Yassine Brahim (ياسين إبراهيم; born 20 February 1966 in Mahdia, Tunisia) is a Tunisian engineer, manager and politician. Leader of the secular liberal Afek Tounes party, he was appointed Minister of Development, Investment and International Cooperation in February 2015.

==Early life and education==
Born 1966 in Mahdia, Brahim was raised in Bizerte by Tunisian Air Force officer Mahfoudh Brahim and his mother, a teacher and daughter of revolutionary Abdelaziz Mastouri. When he was ten years old, they moved to Carthage where Brahim visited secondary school. With a stipend of the Tunisian government, he left Tunisia in 1983 for a preparatory course in Toulouse, France.

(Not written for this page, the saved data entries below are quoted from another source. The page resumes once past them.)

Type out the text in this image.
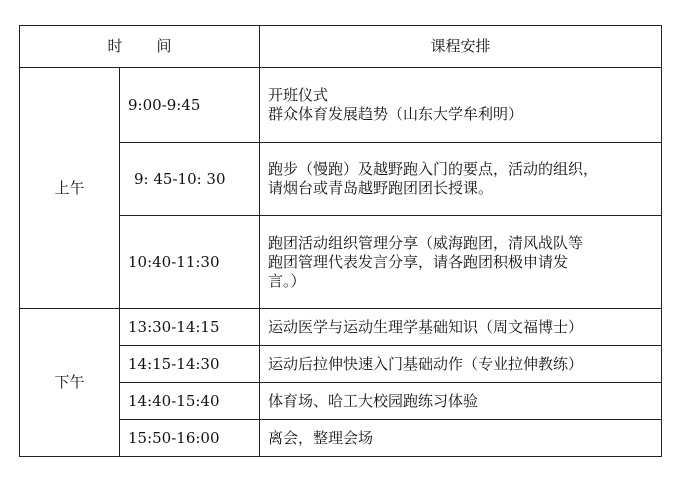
时 间		课程安排
上午	9:00-9:45	开班仪式
群众体育发展趋势（山东大学牟利明）

	9: 45-10: 30	跑步（慢跑）及越野跑入门的要点，活动的组织，
请烟台或青岛越野跑团团长授课。

	10:40-11:30	跑团活动组织管理分享（威海跑团，清风战队等
跑团管理代表发言分享，请各跑团积极申请发
言。）

下午	13:30-14:15	运动医学与运动生理学基础知识（周文福博士）

	14:15-14:30	运动后拉伸快速入门基础动作（专业拉伸教练）

	14:40-15:40	体育场、哈工大校园跑练习体验

	15:50-16:00	离会，整理会场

In 1989 he received his diploma in Engineering at École Centrale Paris.

==Professional career==
Brahim subsequently worked for Capgemini. A job with French bank Société Générale led him back to Tunisia, where in 2000 he founded his own information services company 2ic which in 2004 he sold to French company Teamlog. He joined financial software company Ubitrade and when his company was sold to GL Trade in 2006, he moved to London being appointed general director of the new company, which he led into the following acquisition by U.S. based SunGard.

==Political career==
In 2010 he turned back to Tunisia, just before the Tunisian Revolution would lead to his appointment as Minister of Transport and Equipment in the short-lived second Ghannouchi cabinet and the subsequent Essebsi cabinet. He resigned on 17 June 2011 to become general secretary of the newly founded Afek Tounes party which he led into a merger with Ahmed Najib Chebbi's Progressive Democratic Party, the Republican Party Al Joumhouri. On 28 August 2013, Brahim however announced the cession from the Republican Party reestablishing Afek Tounes as an independent liberal party.

In the 2014 legislative election, Afek Tounes won 8 seats and Brahim himself was elected to represent the Mahdia constituency at the Assembly of the Representatives of the People. In February 2015, Afek Tounes agreed in a unity government with Nidaa Tounes and rival UPL. In prime minister Habib Essid's cabinet, he became Minister of Development, Investment and International Cooperation.